World Operating at 25% Entrepreneurship Capacity
Mark Marich @markmarich
United States of America
Nov 15, 2012
The following post was submitted by Ruta Aidis, senior fellow at the School of Public Policy at George Mason University near Washington, DC
As the world celebrates Global Entrepreneurship Week with its thousands of activities in 130 countries, we sometimes wonder exactly how well entrepreneurship is doing around the world. Are we making real progress? While we have some very good indicators of the weather tomorrow--like the temperature and the barometer to tell us if it’s going to be cold and raining--nothing like this simple measure exists in the world of entrepreneurship. This is important because as we look into the future towards the world in 2050 there are storm clouds on the horizon like population explosion, global warming, urbanization and the lack of opportunity that will reduce the level of productive entrepreneurship in the future.

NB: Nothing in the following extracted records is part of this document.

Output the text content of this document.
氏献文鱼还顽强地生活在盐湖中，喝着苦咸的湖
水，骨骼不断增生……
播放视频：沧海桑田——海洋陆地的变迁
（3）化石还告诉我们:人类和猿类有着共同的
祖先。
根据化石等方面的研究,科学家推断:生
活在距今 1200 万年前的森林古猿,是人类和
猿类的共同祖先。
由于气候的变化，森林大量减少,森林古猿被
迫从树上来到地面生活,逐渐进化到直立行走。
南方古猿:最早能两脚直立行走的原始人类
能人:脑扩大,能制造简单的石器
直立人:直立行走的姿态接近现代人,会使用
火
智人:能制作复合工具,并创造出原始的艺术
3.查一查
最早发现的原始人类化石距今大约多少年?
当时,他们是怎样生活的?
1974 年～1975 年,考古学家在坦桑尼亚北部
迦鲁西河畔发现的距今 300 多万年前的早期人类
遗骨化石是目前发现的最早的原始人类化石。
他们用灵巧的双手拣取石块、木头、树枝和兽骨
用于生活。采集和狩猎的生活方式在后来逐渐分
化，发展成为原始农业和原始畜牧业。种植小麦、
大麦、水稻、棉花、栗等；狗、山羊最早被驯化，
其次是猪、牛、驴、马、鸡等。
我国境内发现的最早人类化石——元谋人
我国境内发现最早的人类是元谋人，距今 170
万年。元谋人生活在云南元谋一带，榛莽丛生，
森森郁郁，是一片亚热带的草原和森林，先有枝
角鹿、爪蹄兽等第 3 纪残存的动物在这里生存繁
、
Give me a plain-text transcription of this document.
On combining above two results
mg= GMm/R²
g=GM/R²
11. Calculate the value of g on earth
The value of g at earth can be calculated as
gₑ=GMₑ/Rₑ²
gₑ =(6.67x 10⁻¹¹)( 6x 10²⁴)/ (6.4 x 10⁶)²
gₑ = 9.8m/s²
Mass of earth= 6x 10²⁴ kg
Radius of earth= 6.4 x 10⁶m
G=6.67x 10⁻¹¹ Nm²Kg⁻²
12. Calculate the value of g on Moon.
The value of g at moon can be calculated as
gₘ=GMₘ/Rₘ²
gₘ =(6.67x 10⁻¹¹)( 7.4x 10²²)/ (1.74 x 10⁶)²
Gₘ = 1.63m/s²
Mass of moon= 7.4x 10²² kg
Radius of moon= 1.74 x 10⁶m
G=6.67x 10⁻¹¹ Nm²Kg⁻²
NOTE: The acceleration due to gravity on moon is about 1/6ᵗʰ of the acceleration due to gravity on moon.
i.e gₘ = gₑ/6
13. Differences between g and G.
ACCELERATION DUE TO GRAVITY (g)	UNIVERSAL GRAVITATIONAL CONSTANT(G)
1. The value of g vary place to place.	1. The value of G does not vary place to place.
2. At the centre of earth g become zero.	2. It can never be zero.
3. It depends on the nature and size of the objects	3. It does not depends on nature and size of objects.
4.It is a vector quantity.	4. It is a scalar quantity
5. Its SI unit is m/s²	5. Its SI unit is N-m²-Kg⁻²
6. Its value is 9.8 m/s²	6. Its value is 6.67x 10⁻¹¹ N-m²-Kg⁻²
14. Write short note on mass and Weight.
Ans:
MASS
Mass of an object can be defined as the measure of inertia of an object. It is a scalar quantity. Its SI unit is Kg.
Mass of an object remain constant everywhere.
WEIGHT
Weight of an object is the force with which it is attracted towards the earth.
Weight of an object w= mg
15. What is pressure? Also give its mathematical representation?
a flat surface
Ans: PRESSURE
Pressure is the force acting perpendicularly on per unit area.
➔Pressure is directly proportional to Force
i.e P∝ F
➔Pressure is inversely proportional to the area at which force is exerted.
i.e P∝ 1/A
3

The Center for Entrepreneurship and Public Policy (CEPP) at George Mason University in Virginia has developed a simple tool to help gauge how entrepreneurship is doing in the world. Entrepreneurs, as we know, create jobs, bring innovations to market and promote economic growth. All things the world needs more of. Is entrepreneurship spreading around the globe, how fast and are entrepreneurs getting better or worse?
So how is the world doing? Are we sailing on stormy seas or is the evening sky clear and calm indicating a beautiful day ahead? The Global Entrepreneurship Barometer (GEBAR) measures entrepreneurship all over the world and turns that into one number for us to easily understand if entrepreneurship is getting better or worse from year to year. The inaugural launch of the GEBAR is to coincide this year with Global Entrepreneurship Week. Twenty five years ago before the Berlin Wall fell the world was operating at a very low level of entrepreneurship. With the exception of a few countries in the West, for example, the United States, the UK, and New Zealand, almost no one was actively pursuing productive entrepreneurship in the rest of the world. And for sure in India, China, Brazil and Russia almost no one was engaged in productive entrepreneurship.
Entrepreneurship was stormy as most activity was not productive. Today the world is changing as the barometric pressure is rising. Twenty five years after the falloff the Berlin Wall the world today is transitioning from a managed economy to a more entrepreneurial society. During Entrepreneurship Week events will be kicked off in 130 cities around the world to pitch the best ideas. We are in between a stormy past and a sunny future.
This change is measured by the GEBAR. The world today is operating at 25 percent of its productive entrepreneurship capacity. This corresponds to a period of change on the Barometer between good and bad weather, between good and bad entrepreneurship. Acs comments, since ‘in the past, the entrepreneurial weather was more overcast and rainy’. For the GEBAR, rainy, stormy weather indicates higher levels of unproductive entrepreneurship such as rent seeking and contraband activities which interfere with and undermine national economic growth and prosperity.
The GEBAR over the coming years will be able to tell us in real time if the global economy is engaged in, more or less entrepreneurship, and if all the efforts to create a more prosperous world, are actually paying off. We would expect the level of entrepreneurship over the years to climb from what we today can call ‘changing’ to ‘fair’ and ‘sunny’ over the next decade or two. The GEBAR used data from over 130 countries, includes over 90 percent of the worlds population and scores of indicators as well as ongoing surveys of millions of people. The data is then analyzed by sophisticated computer programs to come up with a single number.
The international team measuring GEBAR is led by Dr. Zoltan J. Acs, at George Mason University and includes a world class team of economists, statisticians, as well as management and development experts at leading universities across the globe. The team works closely with leading research centers and international agencies around the world to help policy makers build vibrant comunities.
The George Mason School of Public Policy’s Center for Entrepreneurship and Public Policy (CEPP) focuses on the relationship between Entrepreneurship Development and Comparative Public Policy in a global context. At CEPP, we use the Global Entrepreneurship Barometer (GEB) and the Global Entrepreneurship and Development Index (GEDI) as tools for analyzing the impediments to productive entrepreneurship development and economic prosperity through tailor made country specific reports, presentations, regional analysis and consultancies.